1. Teams, Not Individuals, Drive Success

In the bestselling book Team of Teams, retired US Army General Stanley McChrystal notes that the best-performing teams “accomplish remarkable feats not simply because of the individual qualifications of their members but because those members coalesce into a single organism.” This insight reflects the core principle that teams, not individuals, drive success in modern organizations.

Research from Google reinforces this point, finding that who is on the team matters less than the team’s dynamics. High-performing teams emphasise psychological safety, dependability, structure, clarity, and meaning—factors that are impossible to achieve through individual performance alone.

2. The Impact of Team Size

Team size plays a significant role in maintaining effective team dynamics. Allowing teams to grow beyond the “magic” seven-to-nine size risks trust breakdowns, poor decisions, and reduced accountability. Instead, organizations should prioritise small, stable, and long-lived teams, as Allan Kelly suggests in his book Project Myopia. Stable teams help foster “continuity of care” for software systems, enabling higher quality, cleaner code, and improved system operability.

If we stress the team by giving it responsibility for part of the system that is beyond its cognitive load capacity, it ceases to act like a high-performing unit and starts to behave like a loosely associated group of individuals, each trying to accomplish their individual tasks without the space to consider if those are in the team’s best interest.

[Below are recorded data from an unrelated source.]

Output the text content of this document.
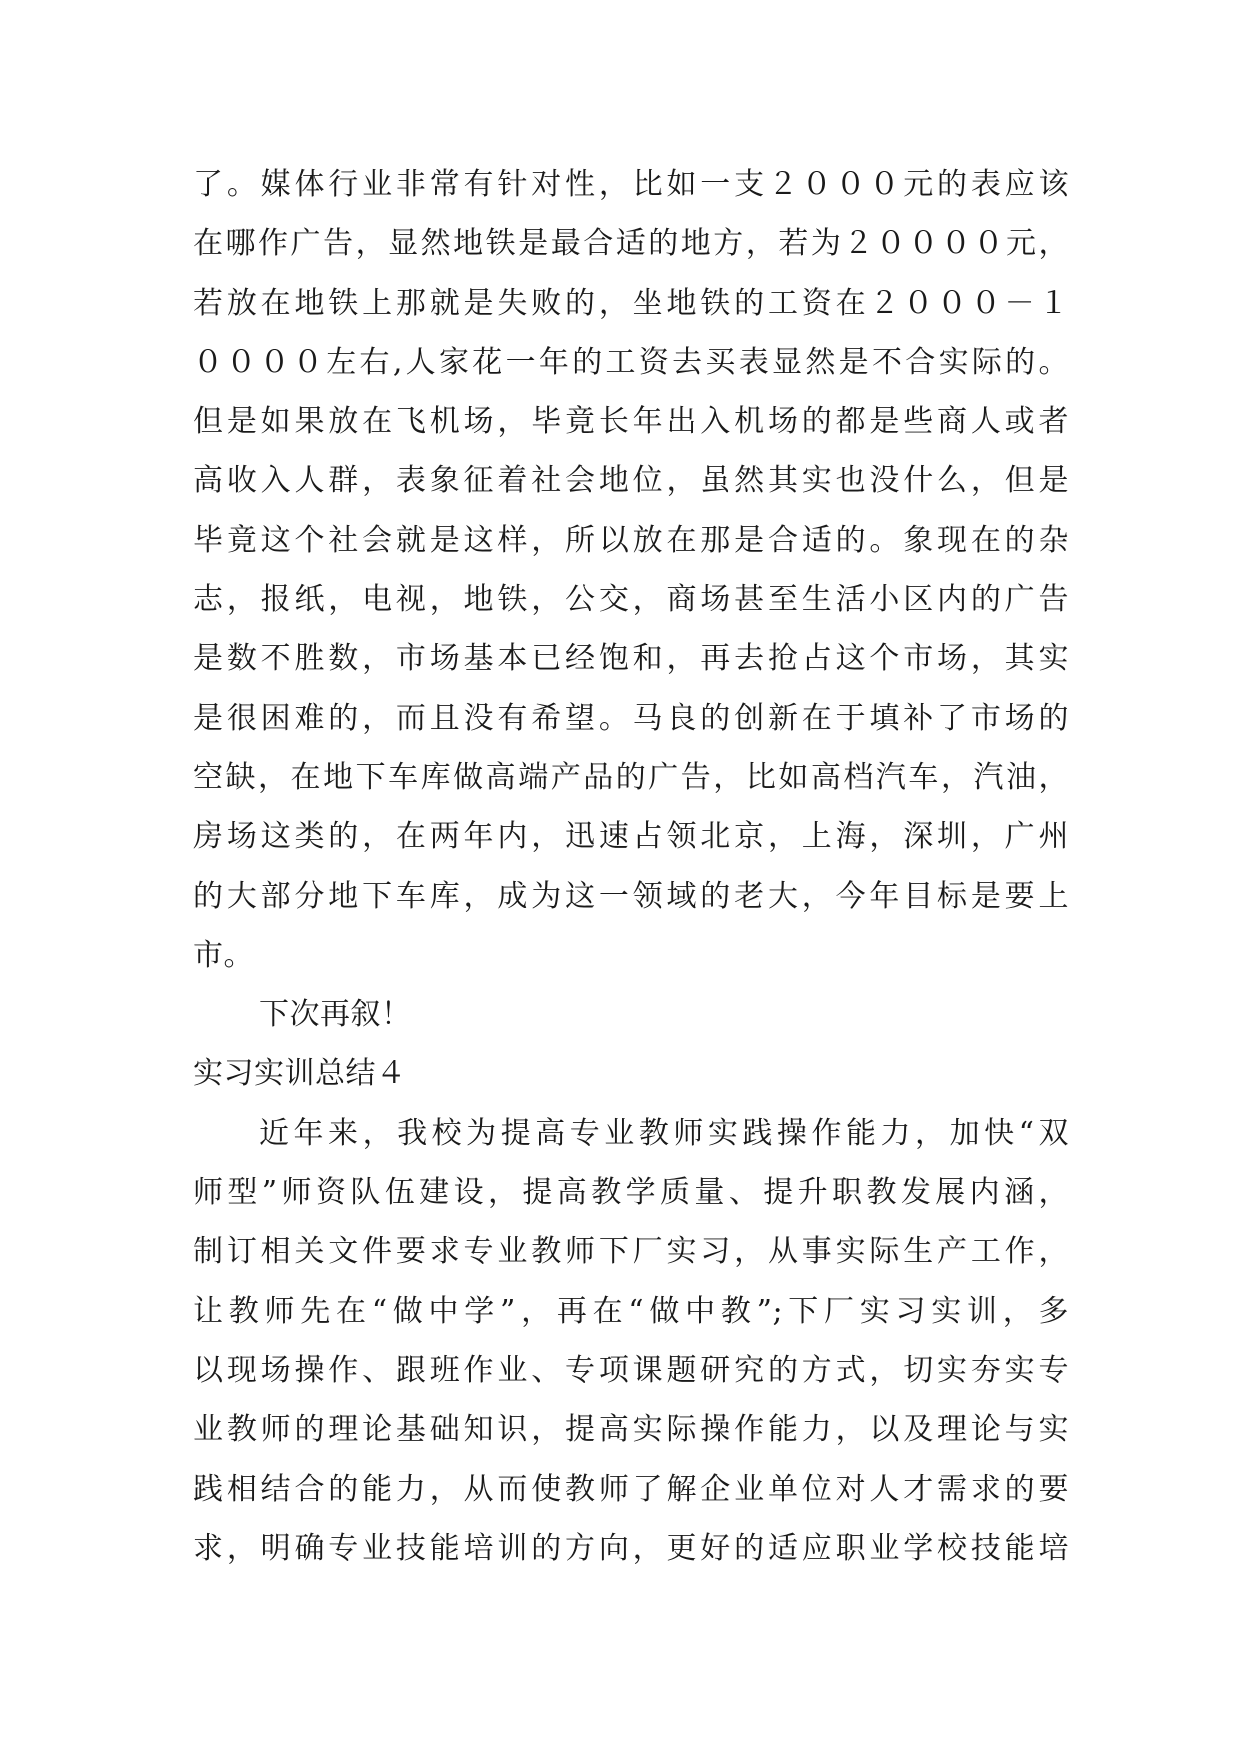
了。媒体行业非常有针对性，比如一支２０００元的表应该
在哪作广告，显然地铁是最合适的地方，若为２００００元，
若放在地铁上那就是失败的，坐地铁的工资在２０００－１
００００左右,人家花一年的工资去买表显然是不合实际的。
但是如果放在飞机场，毕竟长年出入机场的都是些商人或者
高收入人群，表象征着社会地位，虽然其实也没什么，但是
毕竟这个社会就是这样，所以放在那是合适的。象现在的杂
志，报纸，电视，地铁，公交，商场甚至生活小区内的广告
是数不胜数，市场基本已经饱和，再去抢占这个市场，其实
是很困难的，而且没有希望。马良的创新在于填补了市场的
空缺，在地下车库做高端产品的广告，比如高档汽车，汽油，
房场这类的，在两年内，迅速占领北京，上海，深圳，广州
的大部分地下车库，成为这一领域的老大，今年目标是要上
市。
下次再叙！
实习实训总结４
近年来，我校为提高专业教师实践操作能力，加快“双
师型”师资队伍建设，提高教学质量、提升职教发展内涵，
制订相关文件要求专业教师下厂实习，从事实际生产工作，
让教师先在“做中学”，再在“做中教”;下厂实习实训，多
以现场操作、跟班作业、专项课题研究的方式，切实夯实专
业教师的理论基础知识，提高实际操作能力，以及理论与实
践相结合的能力，从而使教师了解企业单位对人才需求的要
求，明确专业技能培训的方向，更好的适应职业学校技能培
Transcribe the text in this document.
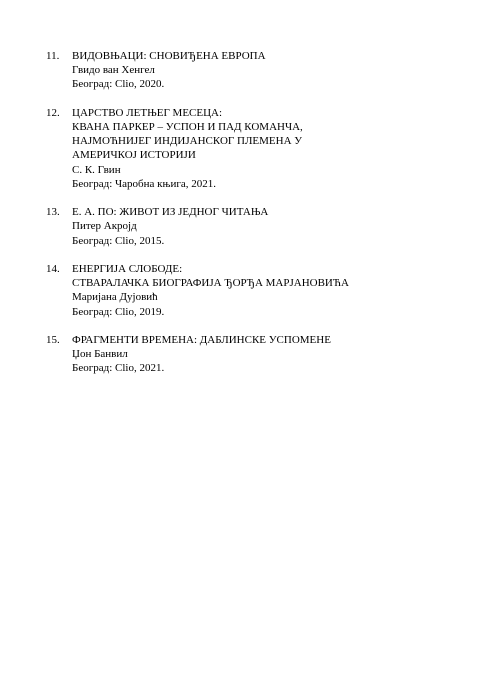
11.	ВИДОВЊАЦИ: СНОВИЂЕНА ЕВРОПА
Гвидо ван Хенгел
Београд: Clio, 2020.
12.	ЦАРСТВО ЛЕТЊЕГ МЕСЕЦА:
КВАНА ПАРКЕР – УСПОН И ПАД КОМАНЧА,
НАЈМОЋНИЈЕГ ИНДИЈАНСКОГ ПЛЕМЕНА У
АМЕРИЧКОЈ ИСТОРИЈИ
С. К. Гвин
Београд: Чаробна књига, 2021.
13.	Е. А. ПО: ЖИВОТ ИЗ ЈЕДНОГ ЧИТАЊА
Питер Акројд
Београд: Clio, 2015.
14.	ЕНЕРГИЈА СЛОБОДЕ:
СТВАРАЛАЧКА БИОГРАФИЈА ЂОРЂА МАРЈАНОВИЋА
Маријана Дујовић
Београд: Clio, 2019.
15.	ФРАГМЕНТИ ВРЕМЕНА: ДАБЛИНСКЕ УСПОМЕНЕ
Џон Банвил
Београд: Clio, 2021.
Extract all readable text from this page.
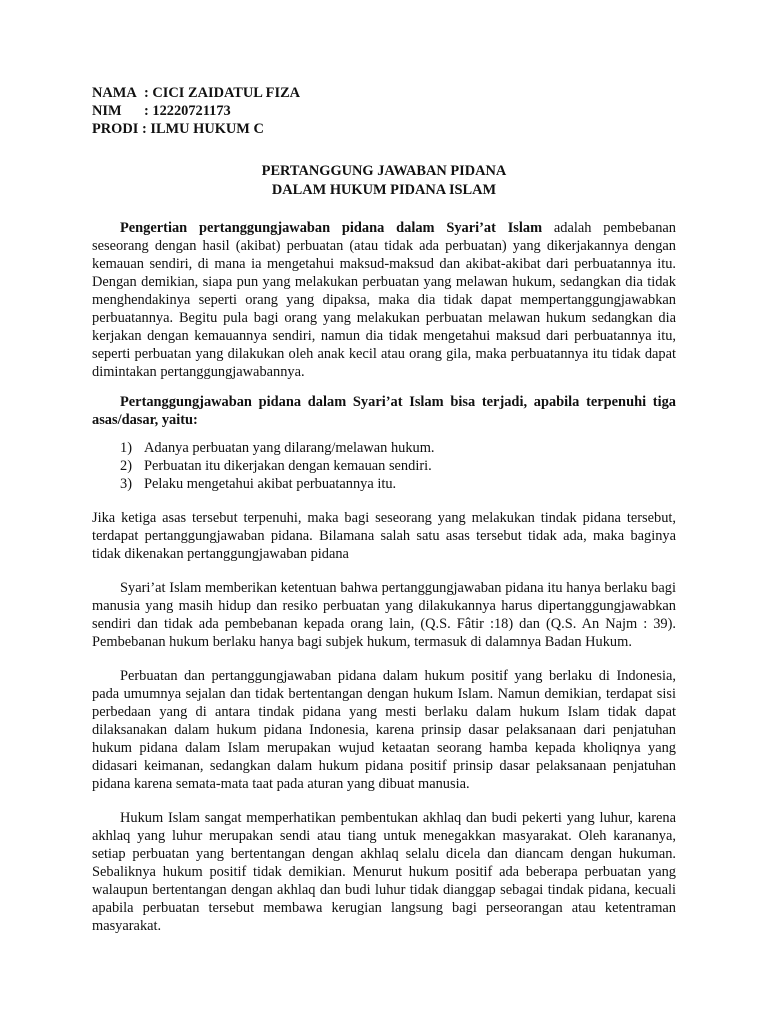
NAMA : CICI ZAIDATUL FIZA
NIM	: 12220721173
PRODI : ILMU HUKUM C
PERTANGGUNG JAWABAN PIDANA
DALAM HUKUM PIDANA ISLAM

Pengertian pertanggungjawaban pidana dalam Syari’at Islam adalah pembebanan seseorang dengan hasil (akibat) perbuatan (atau tidak ada perbuatan) yang dikerjakannya dengan kemauan sendiri, di mana ia mengetahui maksud-maksud dan akibat-akibat dari perbuatannya itu. Dengan demikian, siapa pun yang melakukan perbuatan yang melawan hukum, sedangkan dia tidak menghendakinya seperti orang yang dipaksa, maka dia tidak dapat mempertanggungjawabkan perbuatannya. Begitu pula bagi orang yang melakukan perbuatan melawan hukum sedangkan dia kerjakan dengan kemauannya sendiri, namun dia tidak mengetahui maksud dari perbuatannya itu, seperti perbuatan yang dilakukan oleh anak kecil atau orang gila, maka perbuatannya itu tidak dapat dimintakan pertanggungjawabannya.

Pertanggungjawaban pidana dalam Syari’at Islam bisa terjadi, apabila terpenuhi tiga asas/dasar, yaitu:

1) Adanya perbuatan yang dilarang/melawan hukum.
2) Perbuatan itu dikerjakan dengan kemauan sendiri.
3) Pelaku mengetahui akibat perbuatannya itu.

Jika ketiga asas tersebut terpenuhi, maka bagi seseorang yang melakukan tindak pidana tersebut, terdapat pertanggungjawaban pidana. Bilamana salah satu asas tersebut tidak ada, maka baginya tidak dikenakan pertanggungjawaban pidana

Syari’at Islam memberikan ketentuan bahwa pertanggungjawaban pidana itu hanya berlaku bagi manusia yang masih hidup dan resiko perbuatan yang dilakukannya harus dipertanggungjawabkan sendiri dan tidak ada pembebanan kepada orang lain, (Q.S. Fâtir :18) dan (Q.S. An Najm : 39). Pembebanan hukum berlaku hanya bagi subjek hukum, termasuk di dalamnya Badan Hukum.

Perbuatan dan pertanggungjawaban pidana dalam hukum positif yang berlaku di Indonesia, pada umumnya sejalan dan tidak bertentangan dengan hukum Islam. Namun demikian, terdapat sisi perbedaan yang di antara tindak pidana yang mesti berlaku dalam hukum Islam tidak dapat dilaksanakan dalam hukum pidana Indonesia, karena prinsip dasar pelaksanaan dari penjatuhan hukum pidana dalam Islam merupakan wujud ketaatan seorang hamba kepada kholiqnya yang didasari keimanan, sedangkan dalam hukum pidana positif prinsip dasar pelaksanaan penjatuhan pidana karena semata-mata taat pada aturan yang dibuat manusia.

Hukum Islam sangat memperhatikan pembentukan akhlaq dan budi pekerti yang luhur, karena akhlaq yang luhur merupakan sendi atau tiang untuk menegakkan masyarakat. Oleh karananya, setiap perbuatan yang bertentangan dengan akhlaq selalu dicela dan diancam dengan hukuman. Sebaliknya hukum positif tidak demikian. Menurut hukum positif ada beberapa perbuatan yang walaupun bertentangan dengan akhlaq dan budi luhur tidak dianggap sebagai tindak pidana, kecuali apabila perbuatan tersebut membawa kerugian langsung bagi perseorangan atau ketentraman masyarakat.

3. Team Ownership and Accountability

Team ownership is another critical factor. When multiple teams can modify the same system or subsystem, accountability is blurred, and technical debt accumulates. However, a single team with full ownership of a subsystem can take control of short-term fixes and ensure they are addressed properly in the long term. Ownership enables better decision-making and continuous improvement, giving the team the autonomy to operate more effectively.

At the end of the day, technology teams need to invest in proven team practices like continuous delivery, test-first development, and a focus on software operability and releasability. Without them, all the effort invested in a team-first approach to work and flow will be greatly undermined or at least underachieved.

4. Avoiding Anti-Patterns in Team Design

Poor team design can lead to suboptimal outcomes. The first anti-pattern is ad hoc team design. This includes teams that have grown too large and been broken up as the communication overhead starts taking a toll, teams created to take care of all COTS software or all middleware, or a DBA team created after a software crash in production due to poor database handling. Of course, all of these situations should trigger some action, but without considering the broader context of the interrelationships between teams, what seems like a natural solution might slow down delivery and eat away at the autonomy of teams.

The other common anti-pattern is shuffling team members. This leads to extremely volatile teams assembled on a project basis and disassembled immediately afterward, perhaps leaving one or two engineers behind to handle the “hardening” and maintenance phases of the application(s). Such instability erodes trust, increases onboarding time, and decreases team cohesion.

Key Takeaway: Teams, not individuals, are the foundation of effective software development. Small, long-lived teams with ownership and autonomy produce better outcomes and maintain healthier software systems.

Final Reflections

Team Topologies offers a fresh perspective on team design. By focusing on team-first principles—like smaller, stable teams with clear ownership—companies can achieve faster, more predictable software delivery. The book’s insights into the importance of team structure, accountability, and avoiding anti-patterns provide a practical roadmap for organizations seeking to move from chaotic coordination to fast, intentional flow. By putting these principles into practice, organizations can build better teams—and better software—with fewer roadblocks along the way.